Re: [PATCH v1 2/2] mm/hugetlb: fix hugetlb vs. core-mm PT locking

From: Baolin Wang
Date: Thu Jul 25 2024 - 22:33:30 EST




On 2024/7/26 02:39, David Hildenbrand wrote:
We recently made GUP's common page table walking code to also walk
hugetlb VMAs without most hugetlb special-casing, preparing for the
future of having less hugetlb-specific page table walking code in the
codebase. Turns out that we missed one page table locking detail: page
table locking for hugetlb folios that are not mapped using a single
PMD/PUD.

Assume we have hugetlb folio that spans multiple PTEs (e.g., 64 KiB
hugetlb folios on arm64 with 4 KiB base page size). GUP, as it walks the
page tables, will perform a pte_offset_map_lock() to grab the PTE table
lock.

However, hugetlb that concurrently modifies these page tables would
actually grab the mm->page_table_lock: with USE_SPLIT_PTE_PTLOCKS, the
locks would differ. Something similar can happen right now with hugetlb
folios that span multiple PMDs when USE_SPLIT_PMD_PTLOCKS.

Let's make huge_pte_lockptr() effectively uses the same PT locks as any
core-mm page table walker would.

Thanks for raising the issue again. I remember fixing this issue 2 years ago in commit fac35ba763ed ("mm/hugetlb: fix races when looking up a CONT-PTE/PMD size hugetlb page"), but it seems to be broken again.

There is one ugly case: powerpc 8xx, whereby we have an 8 MiB hugetlb
folio being mapped using two PTE page tables. While hugetlb wants to take
the PMD table lock, core-mm would grab the PTE table lock of one of both
PTE page tables. In such corner cases, we have to make sure that both
locks match, which is (fortunately!) currently guaranteed for 8xx as it
does not support SMP.

Fixes: 9cb28da54643 ("mm/gup: handle hugetlb in the generic follow_page_mask code")
Cc: <stable@xxxxxxxxxxxxxxx>
Signed-off-by: David Hildenbrand <david@xxxxxxxxxx>
---
include/linux/hugetlb.h | 25 ++++++++++++++++++++++---
1 file changed, 22 insertions(+), 3 deletions(-)

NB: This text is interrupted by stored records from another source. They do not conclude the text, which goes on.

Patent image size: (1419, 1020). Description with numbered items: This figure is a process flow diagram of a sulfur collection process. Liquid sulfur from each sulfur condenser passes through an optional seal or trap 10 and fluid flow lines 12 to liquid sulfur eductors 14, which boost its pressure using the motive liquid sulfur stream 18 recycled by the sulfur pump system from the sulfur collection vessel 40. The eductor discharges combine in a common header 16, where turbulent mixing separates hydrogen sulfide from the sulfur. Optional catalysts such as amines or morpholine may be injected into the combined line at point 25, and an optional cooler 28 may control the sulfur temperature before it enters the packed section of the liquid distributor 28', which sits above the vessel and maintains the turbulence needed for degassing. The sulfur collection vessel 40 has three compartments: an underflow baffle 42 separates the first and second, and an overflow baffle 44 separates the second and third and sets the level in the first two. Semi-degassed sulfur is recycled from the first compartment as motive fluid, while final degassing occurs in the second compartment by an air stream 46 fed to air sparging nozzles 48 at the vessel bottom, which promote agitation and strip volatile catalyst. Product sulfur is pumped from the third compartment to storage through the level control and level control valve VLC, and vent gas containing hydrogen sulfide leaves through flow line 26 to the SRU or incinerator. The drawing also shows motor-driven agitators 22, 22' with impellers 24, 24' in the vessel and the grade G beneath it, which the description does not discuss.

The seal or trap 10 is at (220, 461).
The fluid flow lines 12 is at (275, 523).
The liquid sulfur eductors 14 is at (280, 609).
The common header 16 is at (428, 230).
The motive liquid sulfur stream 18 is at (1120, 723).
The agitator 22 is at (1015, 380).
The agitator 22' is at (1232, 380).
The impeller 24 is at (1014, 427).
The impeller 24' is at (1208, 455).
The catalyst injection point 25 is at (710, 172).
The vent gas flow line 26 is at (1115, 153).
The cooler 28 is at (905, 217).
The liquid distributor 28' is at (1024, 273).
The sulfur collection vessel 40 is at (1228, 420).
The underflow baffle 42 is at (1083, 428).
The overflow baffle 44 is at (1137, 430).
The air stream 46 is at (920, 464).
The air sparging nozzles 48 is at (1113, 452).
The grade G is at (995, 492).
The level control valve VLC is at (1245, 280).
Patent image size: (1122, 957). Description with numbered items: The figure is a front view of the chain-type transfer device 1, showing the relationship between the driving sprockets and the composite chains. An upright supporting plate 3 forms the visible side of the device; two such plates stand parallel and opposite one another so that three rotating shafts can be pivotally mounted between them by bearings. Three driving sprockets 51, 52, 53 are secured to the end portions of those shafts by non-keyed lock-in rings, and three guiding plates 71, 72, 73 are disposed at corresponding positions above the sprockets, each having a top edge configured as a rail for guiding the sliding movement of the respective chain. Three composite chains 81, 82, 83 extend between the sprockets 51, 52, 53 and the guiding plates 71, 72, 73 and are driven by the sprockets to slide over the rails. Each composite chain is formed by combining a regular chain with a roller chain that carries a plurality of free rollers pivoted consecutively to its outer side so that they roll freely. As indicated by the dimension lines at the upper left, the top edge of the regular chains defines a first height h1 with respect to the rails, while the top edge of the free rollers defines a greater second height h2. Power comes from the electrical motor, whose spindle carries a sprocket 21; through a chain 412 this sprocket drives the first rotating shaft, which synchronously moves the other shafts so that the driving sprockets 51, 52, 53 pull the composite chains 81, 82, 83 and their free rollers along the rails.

diff --git a/include/linux/hugetlb.h b/include/linux/hugetlb.h
index c9bf68c239a01..da800e56fe590 100644
--- a/include/linux/hugetlb.h
+++ b/include/linux/hugetlb.h
@@ -944,10 +944,29 @@ static inline bool htlb_allow_alloc_fallback(int reason)
static inline spinlock_t *huge_pte_lockptr(struct hstate *h,
struct mm_struct *mm, pte_t *pte)
{
- if (huge_page_size(h) == PMD_SIZE)
+ VM_WARN_ON(huge_page_size(h) == PAGE_SIZE);
+ VM_WARN_ON(huge_page_size(h) >= P4D_SIZE);
+
+ /*
+ * hugetlb must use the exact same PT locks as core-mm page table
+ * walkers would. When modifying a PTE table, hugetlb must take the
+ * PTE PT lock, when modifying a PMD table, hugetlb must take the PMD
+ * PT lock etc.
+ *
+ * The expectation is that any hugetlb folio smaller than a PMD is
+ * always mapped into a single PTE table and that any hugetlb folio
+ * smaller than a PUD (but at least as big as a PMD) is always mapped
+ * into a single PMD table.

ARM64 also supports cont-PMD size hugetlb, which is 32MiB size with a 4 KiB base page size. This means the PT locks for 32MiB hugetlb may race again, as we currently only hold one PMD lock for several PMD entries of a cont-PMD size hugetlb.

+ *
+ * If that does not hold for an architecture, then that architecture
+ * must disable split PT locks such that all *_lockptr() functions
+ * will give us the same result: the per-MM PT lock.
+ */
+ if (huge_page_size(h) < PMD_SIZE)
+ return pte_lockptr(mm, pte);
+ else if (huge_page_size(h) < PUD_SIZE)
return pmd_lockptr(mm, (pmd_t *) pte);

IIUC, as I said above, this change doesn't fix the inconsistent lock for cont-PMD size hugetlb for GUP, and it will also break the lock rule for unmapping/migrating a cont-PMD size hugetlb (use mm->page_table_lock before for cont-PMD size hugetlb before).

- VM_BUG_ON(huge_page_size(h) == PAGE_SIZE);
- return &mm->page_table_lock;
+ return pud_lockptr(mm, (pud_t *) pte);
}
#ifndef hugepages_supported